9.A Case of Concomitant Coronary Artery Disease, Abdominal Aortic Aneurysm, and Bile Duct Cancer
Soichi Shioguchi ; Yoshihito Irie ; Shigeyoshi Gon ; Koyu Tanaka ; Takao Imazeki
Japanese Journal of Cardiovascular Surgery 2007;36(2):92-95
We report a rare case of concomitant coronary artery disease, abdominal aortic aneurysm, and bile duct cancer. A 65-year-old man, who had been recognized to have jaundice in late November 2005, was found to have bile duct cancer, an abdominal aortic aneurysm with a diameter of 70mm, and coronary artery disease (with two severely diseased branches). To avoid extended operation, a two-stage operation was performed; at the first operation, off-pump coronary artery bypass surgery (LITA to LAD and Ao-SVG to 4 PD) and replacement of the abdominal aortic aneurysm by an artificial blood vessel with minimal incision were implemented. In 21 days after the cardiovascular surgery, the patient underwent pylorus-preserving pancreatoduodenectomy (modified Child method) in the second operation. After the two-stage operation, the patient showed a favorable outcome without any major complications. On the basis of the outcome of two-stage operation we successfully applied, we discuss the strategy for treatment of patients having both cardiovascular and abdominal malignant diseases, with reference to the literature.
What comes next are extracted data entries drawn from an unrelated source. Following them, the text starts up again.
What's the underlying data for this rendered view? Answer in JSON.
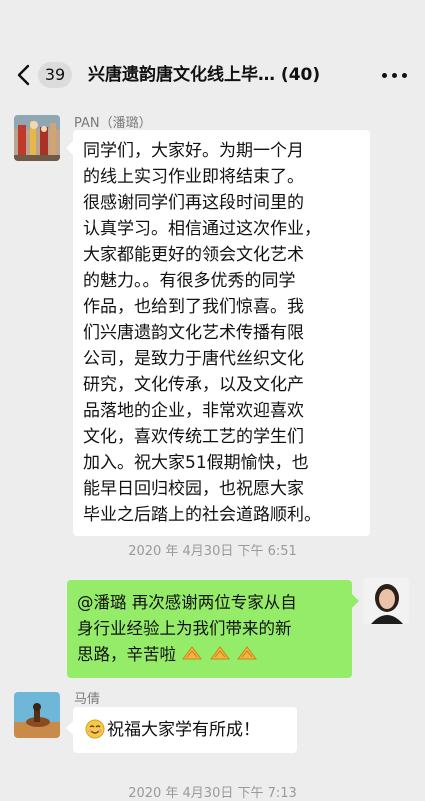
{
  "header": {
    "unread_count": "39",
    "title": "兴唐遗韵唐文化线上毕…",
    "member_count": "(40)"
  },
  "messages": [
    {
      "sender": "PAN（潘璐）",
      "lines": [
        "同学们，大家好。为期一个月",
        "的线上实习作业即将结束了。",
        "很感谢同学们再这段时间里的",
        "认真学习。相信通过这次作业，",
        "大家都能更好的领会文化艺术",
        "的魅力。。有很多优秀的同学",
        "作品，也给到了我们惊喜。我",
        "们兴唐遗韵文化艺术传播有限",
        "公司，是致力于唐代丝织文化",
        "研究，文化传承，以及文化产",
        "品落地的企业，非常欢迎喜欢",
        "文化，喜欢传统工艺的学生们",
        "加入。祝大家51假期愉快，也",
        "能早日回归校园，也祝愿大家",
        "毕业之后踏上的社会道路顺利。"
      ]
    },
    {
      "timestamp": "2020 年 4月30日  下午 6:51"
    },
    {
      "self": true,
      "lines": [
        "@潘璐 再次感谢两位专家从自",
        "身行业经验上为我们带来的新",
        "思路，辛苦啦"
      ]
    },
    {
      "sender": "马倩",
      "text": "祝福大家学有所成！"
    },
    {
      "timestamp": "2020 年 4月30日  下午 7:13"
    }
  ],
  "icons": {
    "back": "chevron-left-icon",
    "more": "more-dots-icon",
    "emoji_smile": "smile-emoji-icon",
    "emoji_clap": "clap-emoji-icon"
  },
  "colors": {
    "background": "#ededed",
    "bubble_self": "#95ec69",
    "bubble_other": "#ffffff"
  }
}
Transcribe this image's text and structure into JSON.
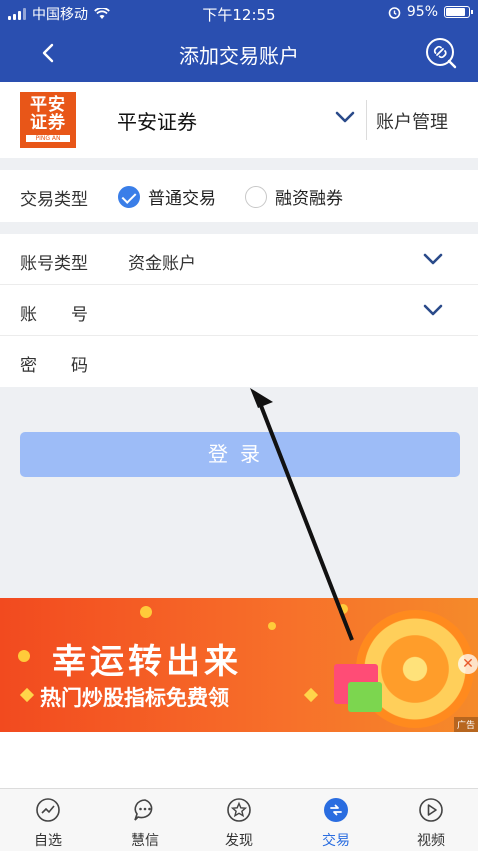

10.Dissected Abdominal Aortic Aneurysm in a 24-Year-Old Female-Minimally Invasive Right Retroperitoneal Approach-
Shigeyoshi Gon ; Takao Imazeki ; Hiroshi Kiyama ; Yoshihito Irie ; Noriyuki Murai ; Nobuaki Kaki ; Souichi Shioguchi ; Masahito Saito
Japanese Journal of Cardiovascular Surgery 2005;34(2):127-129
A 24-year-old woman with an abdominal aortic aneurysm (AAA) caused by mucoid medial degeneration of the aortic wall in the absence of Marfan syndrome is reported. She required a Y-shaped graft replacement of the abdominal aorta through a minimal incision and recovered successfully.